In the past, most of Europe was covered in forests.

Yorkshire was, and most of it went as charcoal to smelt iron.

Spain was, and most of that went to build ships to haul bullion back from the new world.
Greece, Alsace, France, Italy; everybody needed wood, and agricultural land; it was considered very laudable to combine the two. It was cut down, and has never grown back in a millennium.

As a general rule now, when forest is logged and replanted it is fast growing species (frequently conifers) that replace the traditional hardwoods, and the species they shelter are different. Not better, not worse, but reducing biodiversity.

And trees are sickening and dying for no recognisable reason. It's fashionable to put this down to global warming, but many of these trees have seen other warm periods in their enormous lives. 

It may well be that forest as an environment is not essential for the survival of mankind as a species (though there was a lot of it when the species was young) but retaining and enlarging the remaining forests will be possible only if people believe it's necessary, not if they say "Oh, it'll come back anyway, look at those green shoots." It hasn't in the past, there is no reason to believe it will in the future.

Look at the Sahara; quite a lot of that was once forested, some even quite recently.

As a species, we're a lot better at destroying things than we really need to be.


----------



## dustinzgirl (Feb 1, 2009)

Yes Chrispy! and think of the fairies, man, the fairies!

Thats what I was trying to say. They don't replant oaks, they plant yew and pine. 

There are no more turtles, frogs, bees. Well there are, but not like there was in my childhood. It makes me so sad.


----------



## Dave (Feb 2, 2009)

I'd just add that it is quite amazing how quickly succession actually takes place.

It isn't often that you can watch it happen, because most of the landscapes we see are managed and kept in check by various means - heather moorland by periodic burnings, woods by coppicing and pollarding, meadows by sheep or goats or cows, Golf Courses by lawn mower!
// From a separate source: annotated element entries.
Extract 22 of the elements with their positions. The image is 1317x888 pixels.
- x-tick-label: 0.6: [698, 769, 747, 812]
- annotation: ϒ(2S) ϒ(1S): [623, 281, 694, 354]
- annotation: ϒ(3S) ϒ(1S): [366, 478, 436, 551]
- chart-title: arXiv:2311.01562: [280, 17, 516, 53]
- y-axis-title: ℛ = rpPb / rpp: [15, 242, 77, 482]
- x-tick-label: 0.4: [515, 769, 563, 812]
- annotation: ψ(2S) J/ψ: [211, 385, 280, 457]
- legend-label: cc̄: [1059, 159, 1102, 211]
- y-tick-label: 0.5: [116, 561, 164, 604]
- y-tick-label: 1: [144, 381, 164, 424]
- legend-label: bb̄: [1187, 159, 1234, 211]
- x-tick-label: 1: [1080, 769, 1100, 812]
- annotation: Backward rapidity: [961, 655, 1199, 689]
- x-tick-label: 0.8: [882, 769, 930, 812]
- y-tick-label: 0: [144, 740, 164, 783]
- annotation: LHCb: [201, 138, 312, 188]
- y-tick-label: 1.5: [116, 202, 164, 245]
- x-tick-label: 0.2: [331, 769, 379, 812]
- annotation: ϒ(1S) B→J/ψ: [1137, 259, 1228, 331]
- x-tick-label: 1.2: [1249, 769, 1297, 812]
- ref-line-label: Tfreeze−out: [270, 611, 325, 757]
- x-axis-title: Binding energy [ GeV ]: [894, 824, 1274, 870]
If you stopped doing that then the trees would surely return. I didn't have any next door neighbours for three years and the new occupants of the house have just taken over a small forest of Sycamores. There are no Sycamores anywhere nearby either. But they don't replace the Oak forest that would have been here 200 years ago. Ancient Woodland does need protection where it still exists as it is quite unique and took thousands of years to form.


----------



## The Procrastinator (Feb 2, 2009)

Re Chris's remark about tree health, not sure if this applies up your way, but down here a study was done last year proving that the presence of certain species of tiny birds had a direct impact on the health of eucalypt forest - because they were eating insect parasites, and if the birds weren't there the trees didn't thrive. What a tangled web...


----------



## Scifi fan (Feb 2, 2009)

I'm fascinated to see how this would work out, to see the trees regrow, along with insects and animals migrating again. Must be quite an experience.


----------